The Worsening Plight of Rohingya Muslims in Burma
Please join the Tom Lantos Human Rights Commission for a briefing on the worsening plight of Rohingya Muslims in Burma.
While Burma has begun a gradual transition from decades of military rule to civilian control, Burma’s Rohingya minority has experienced a shocking rise in targeted attacks and communal violence, arbitrary arrests, detention and extortion. Long considered one of the most vulnerable and marginalized minorities in Burma, the Rohingya have been officially stateless since the adoption of a restrictive Burmese citizenship law in 1982. The population has also historically experienced other severe legal, economic, and social discrimination, including limitations on travel, access to education, and employment. Recently, a policy in two districts in Burma’s Rakhine State has restricted Rohingya women from having more than two children. In January 2014, the United Nations High Commissioner for Human Rights reported the deaths of at least 48 Rohingyas in Du Chee Yar Tan village in Maungdaw Township, and human rights groups reported mass arrests and arbitrary detention of Rohingyas in the aftermath of this violence. All signs indicate that the Rohingya communities in Burma are at extreme risk of further persecution and violence.
The briefing will provide an update on the current situation of Rohingya Muslims in Burma, and on the role of the Burmese government and military in the ongoing crisis. The panelists will also give suggestions for how U.S. policy in Burma may help ameliorate this dire human rights situation.

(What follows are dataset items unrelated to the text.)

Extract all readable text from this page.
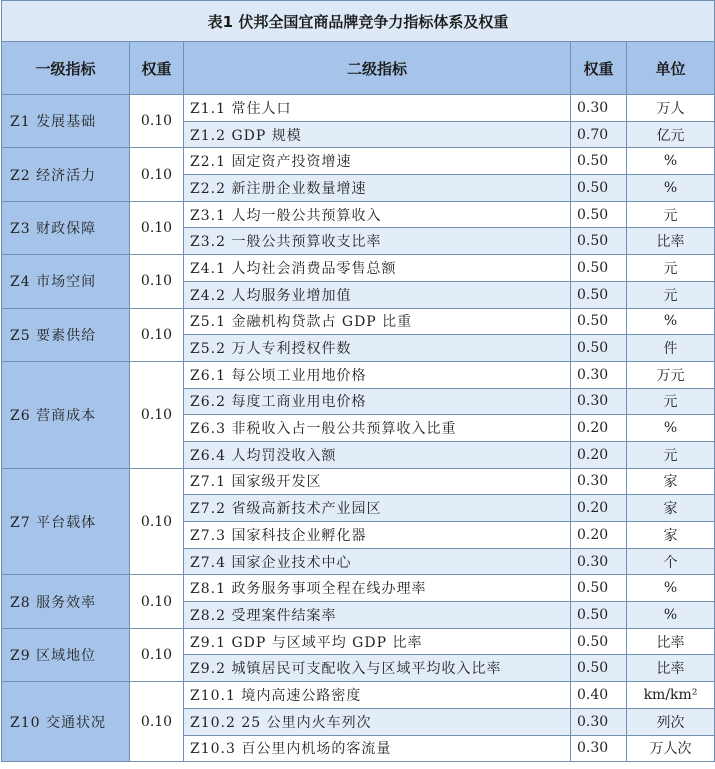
表1 伏邦全国宜商品牌竞争力指标体系及权重				
一级指标	权重	二级指标	权重	单位
Z1 发展基础	0.10	Z1.1 常住人口	0.30	万人
		Z1.2 GDP 规模	0.70	亿元
Z2 经济活力	0.10	Z2.1 固定资产投资增速	0.50	%
		Z2.2 新注册企业数量增速	0.50	%
Z3 财政保障	0.10	Z3.1 人均一般公共预算收入	0.50	元
		Z3.2 一般公共预算收支比率	0.50	比率
Z4 市场空间	0.10	Z4.1 人均社会消费品零售总额	0.50	元
		Z4.2 人均服务业增加值	0.50	元
Z5 要素供给	0.10	Z5.1 金融机构贷款占 GDP 比重	0.50	%
		Z5.2 万人专利授权件数	0.50	件
Z6 营商成本	0.10	Z6.1 每公顷工业用地价格	0.30	万元
		Z6.2 每度工商业用电价格	0.30	元
		Z6.3 非税收入占一般公共预算收入比重	0.20	%
		Z6.4 人均罚没收入额	0.20	元
Z7 平台载体	0.10	Z7.1 国家级开发区	0.30	家
		Z7.2 省级高新技术产业园区	0.20	家
		Z7.3 国家科技企业孵化器	0.20	家
		Z7.4 国家企业技术中心	0.30	个
Z8 服务效率	0.10	Z8.1 政务服务事项全程在线办理率	0.50	%
		Z8.2 受理案件结案率	0.50	%
Z9 区域地位	0.10	Z9.1 GDP 与区域平均 GDP 比率	0.50	比率
		Z9.2 城镇居民可支配收入与区域平均收入比率	0.50	比率
Z10 交通状况	0.10	Z10.1 境内高速公路密度	0.40	km/km²
		Z10.2 25 公里内火车列次	0.30	列次
		Z10.3 百公里内机场的客流量	0.30	万人次
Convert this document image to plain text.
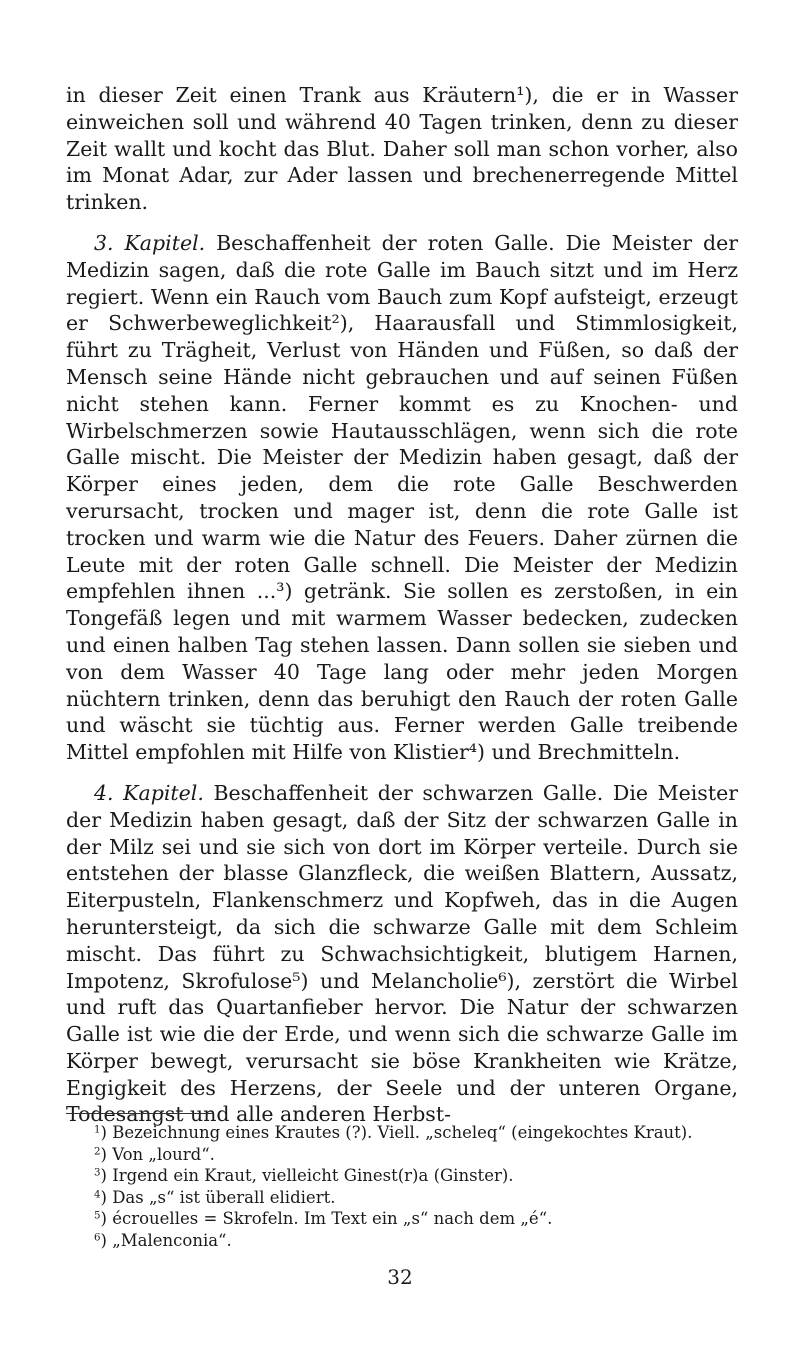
in dieser Zeit einen Trank aus Kräutern¹), die er in Wasser einweichen soll und während 40 Tagen trinken, denn zu dieser Zeit wallt und kocht das Blut. Daher soll man schon vorher, also im Monat Adar, zur Ader lassen und brechenerregende Mittel trinken.

3. Kapitel. Beschaffenheit der roten Galle. Die Meister der Medizin sagen, daß die rote Galle im Bauch sitzt und im Herz regiert. Wenn ein Rauch vom Bauch zum Kopf aufsteigt, erzeugt er Schwerbeweglichkeit²), Haarausfall und Stimmlosigkeit, führt zu Trägheit, Verlust von Händen und Füßen, so daß der Mensch seine Hände nicht gebrauchen und auf seinen Füßen nicht stehen kann. Ferner kommt es zu Knochen- und Wirbelschmerzen sowie Hautausschlägen, wenn sich die rote Galle mischt. Die Meister der Medizin haben gesagt, daß der Körper eines jeden, dem die rote Galle Beschwerden verursacht, trocken und mager ist, denn die rote Galle ist trocken und warm wie die Natur des Feuers. Daher zürnen die Leute mit der roten Galle schnell. Die Meister der Medizin empfehlen ihnen ...³) getränk. Sie sollen es zerstoßen, in ein Tongefäß legen und mit warmem Wasser bedecken, zudecken und einen halben Tag stehen lassen. Dann sollen sie sieben und von dem Wasser 40 Tage lang oder mehr jeden Morgen nüchtern trinken, denn das beruhigt den Rauch der roten Galle und wäscht sie tüchtig aus. Ferner werden Galle treibende Mittel empfohlen mit Hilfe von Klistier⁴) und Brechmitteln.

4. Kapitel. Beschaffenheit der schwarzen Galle. Die Meister der Medizin haben gesagt, daß der Sitz der schwarzen Galle in der Milz sei und sie sich von dort im Körper verteile. Durch sie entstehen der blasse Glanzfleck, die weißen Blattern, Aussatz, Eiterpusteln, Flankenschmerz und Kopfweh, das in die Augen heruntersteigt, da sich die schwarze Galle mit dem Schleim mischt. Das führt zu Schwachsichtigkeit, blutigem Harnen, Impotenz, Skrofulose⁵) und Melancholie⁶), zerstört die Wirbel und ruft das Quartanfieber hervor. Die Natur der schwarzen Galle ist wie die der Erde, und wenn sich die schwarze Galle im Körper bewegt, verursacht sie böse Krankheiten wie Krätze, Engigkeit des Herzens, der Seele und der unteren Organe, Todesangst und alle anderen Herbst-

$^1$) Bezeichnung eines Krautes (?). Viell. „scheleq“ (eingekochtes Kraut).

$^2$) Von „lourd“.

$^3$) Irgend ein Kraut, vielleicht Ginest(r)a (Ginster).

$^4$) Das „s“ ist überall elidiert.

$^5$) écrouelles = Skrofeln. Im Text ein „s“ nach dem „é“.

$^6$) „Malenconia“.

32
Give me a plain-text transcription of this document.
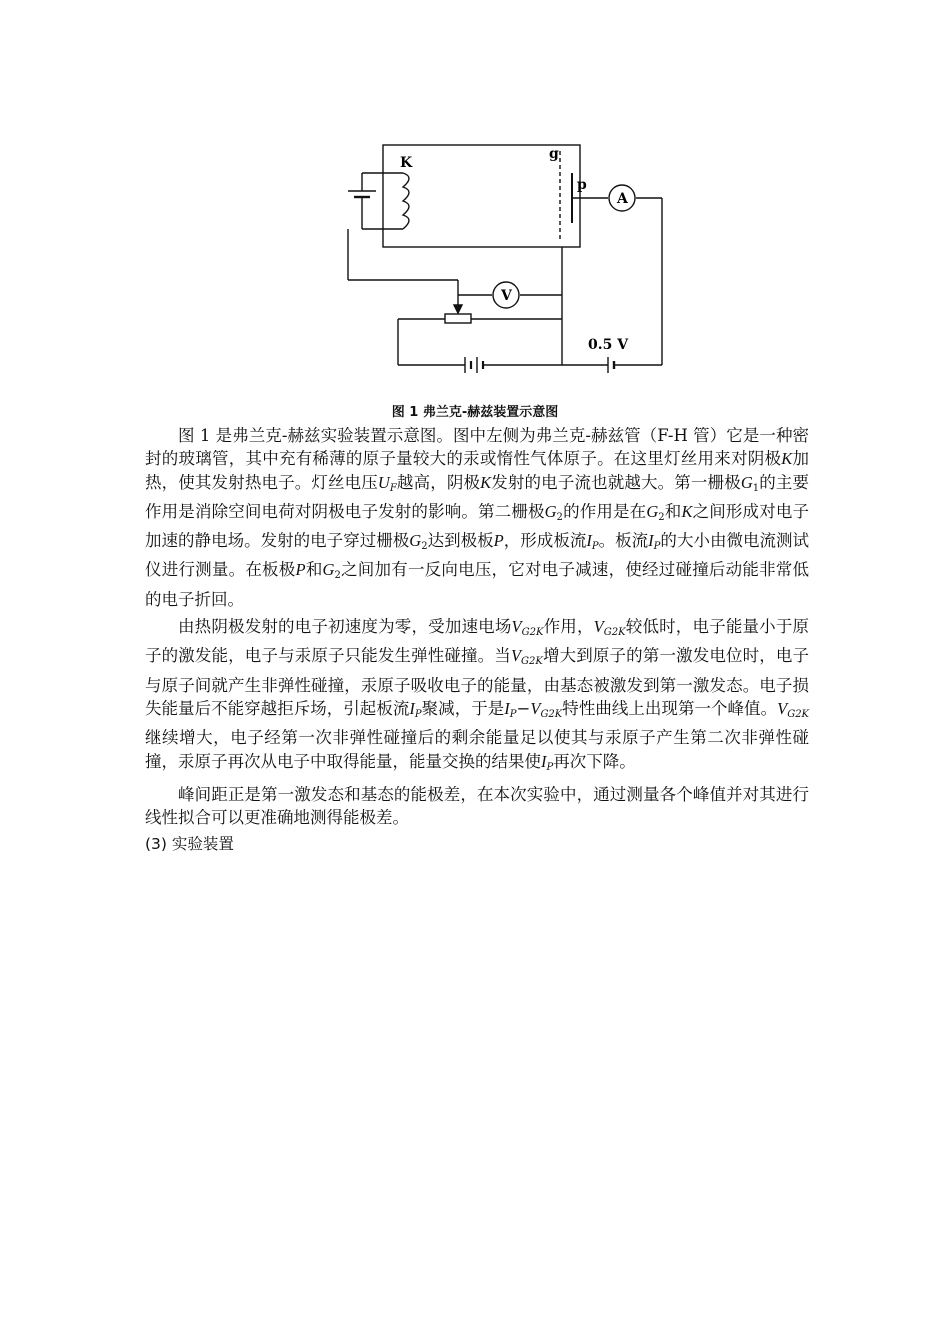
K
g
p
A
V
0.5 V
图 1 弗兰克-赫兹装置示意图

图 1 是弗兰克-赫兹实验装置示意图。图中左侧为弗兰克-赫兹管（F-H 管）它是一种密封的玻璃管，其中充有稀薄的原子量较大的汞或惰性气体原子。在这里灯丝用来对阴极K加热，使其发射热电子。灯丝电压$U_F$越高，阴极K发射的电子流也就越大。第一栅极$G_1$的主要作用是消除空间电荷对阴极电子发射的影响。第二栅极$G_2$的作用是在$G_2$和K之间形成对电子加速的静电场。发射的电子穿过栅极$G_2$达到极板P，形成板流$I_P$。板流$I_P$的大小由微电流测试仪进行测量。在板极P和$G_2$之间加有一反向电压，它对电子减速，使经过碰撞后动能非常低的电子折回。

由热阴极发射的电子初速度为零，受加速电场$V_{G2K}$作用，$V_{G2K}$较低时，电子能量小于原子的激发能，电子与汞原子只能发生弹性碰撞。当$V_{G2K}$增大到原子的第一激发电位时，电子与原子间就产生非弹性碰撞，汞原子吸收电子的能量，由基态被激发到第一激发态。电子损失能量后不能穿越拒斥场，引起板流$I_P$聚减，于是$I_P-V_{G2K}$特性曲线上出现第一个峰值。$V_{G2K}$继续增大，电子经第一次非弹性碰撞后的剩余能量足以使其与汞原子产生第二次非弹性碰撞，汞原子再次从电子中取得能量，能量交换的结果使$I_P$再次下降。

峰间距正是第一激发态和基态的能极差，在本次实验中，通过测量各个峰值并对其进行线性拟合可以更准确地测得能极差。

(3) 实验装置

Jennifer Quigley, Executive Director, U.S. Campaign for Burma
Bill Davis, DrPH., Burma Researcher, Physicians for Human Rights
David Mathieson, Burma Researcher, Human Rights Watch
Wakar Uddin, PhD., Director General, Arakan Rohingya Union, Chairman & Founder, The Burmese Rohingya Assoc. N. America
Michael F. Martin, Ph.D., Specialist in Asian Affairs, Foreign Affairs, Defense, and Trade Division, Congressional Research Service, Library of Congress.